Suicide car bomb kills at least 22 in Iraq
A suicide car bomber set off his explosive-laden vehicle at a security checkpoint in southern Iraq on Sunday, killing at least 22 people, officials said. The attack, which comes a few weeks before scheduled elections, was the latest by insurgents bent on destabilizing the country.
The blast went off at the entrance of Hillah city during morning rush hour as dozens of cars were waiting to be searched. Thirteen civilians, including a woman and 12-year old child, and nine security personnel were killed, two police officers said. At least 55 other people were wounded, they said.

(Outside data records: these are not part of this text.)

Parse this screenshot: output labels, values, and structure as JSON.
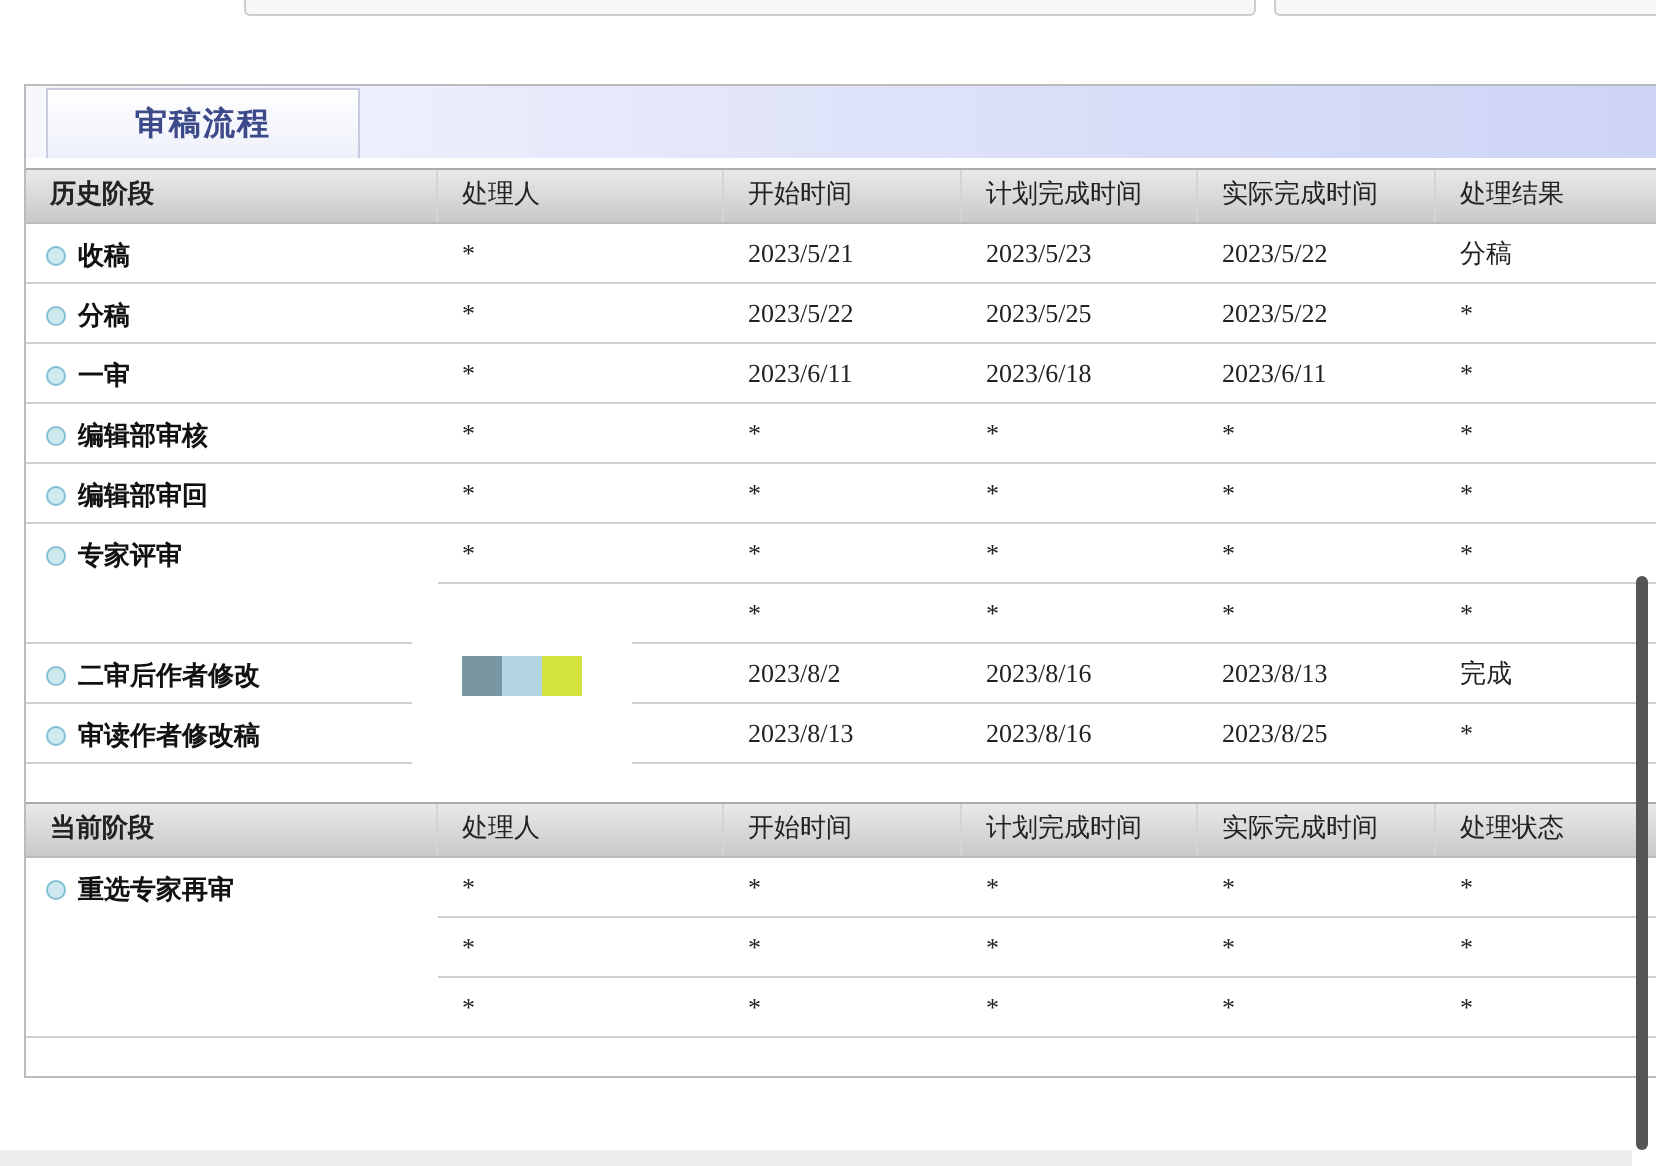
{
  "tab": {
    "label": "审稿流程",
    "selected": true
  },
  "history": {
    "columns": [
      "历史阶段",
      "处理人",
      "开始时间",
      "计划完成时间",
      "实际完成时间",
      "处理结果"
    ],
    "stages": [
      {
        "name": "收稿",
        "rows": [
          [
            "*",
            "2023/5/21",
            "2023/5/23",
            "2023/5/22",
            "分稿"
          ]
        ]
      },
      {
        "name": "分稿",
        "rows": [
          [
            "*",
            "2023/5/22",
            "2023/5/25",
            "2023/5/22",
            "*"
          ]
        ]
      },
      {
        "name": "一审",
        "rows": [
          [
            "*",
            "2023/6/11",
            "2023/6/18",
            "2023/6/11",
            "*"
          ]
        ]
      },
      {
        "name": "编辑部审核",
        "rows": [
          [
            "*",
            "*",
            "*",
            "*",
            "*"
          ]
        ]
      },
      {
        "name": "编辑部审回",
        "rows": [
          [
            "*",
            "*",
            "*",
            "*",
            "*"
          ]
        ]
      },
      {
        "name": "专家评审",
        "rows": [
          [
            "*",
            "*",
            "*",
            "*",
            "*"
          ],
          [
            null,
            "*",
            "*",
            "*",
            "*"
          ]
        ]
      },
      {
        "name": "二审后作者修改",
        "rows": [
          [
            null,
            "2023/8/2",
            "2023/8/16",
            "2023/8/13",
            "完成"
          ]
        ]
      },
      {
        "name": "审读作者修改稿",
        "rows": [
          [
            null,
            "2023/8/13",
            "2023/8/16",
            "2023/8/25",
            "*"
          ]
        ]
      }
    ]
  },
  "current": {
    "columns": [
      "当前阶段",
      "处理人",
      "开始时间",
      "计划完成时间",
      "实际完成时间",
      "处理状态"
    ],
    "stages": [
      {
        "name": "重选专家再审",
        "rows": [
          [
            "*",
            "*",
            "*",
            "*",
            "*"
          ],
          [
            "*",
            "*",
            "*",
            "*",
            "*"
          ],
          [
            "*",
            "*",
            "*",
            "*",
            "*"
          ]
        ]
      }
    ]
  }
}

Police say the victims' burns suggested the bomber packed his car with liquid fuel, probably gasoline.
The Shiite-dominated city is located about 60 miles (95 kilometers) south of Baghdad.
Two medical officials confirmed the figures. All officials spoke on condition of anonymity as they were not authorized to release information.
Iraq has seen a spike in violence since last April, with the death toll climbing to its highest levels since the worst of the country's sectarian bloodletting in 2006-2008. The UN says 8,868 people were killed in 2013, and more than 1,400 people were killed in January and February of this year.
No one immediately claimed responsibility for the attacks, but they bore the hallmarks of an al-Qaida breakaway group that frequently uses car bombs and suicide attacks to target public areas and government buildings in their bid to undermine confidence in the government.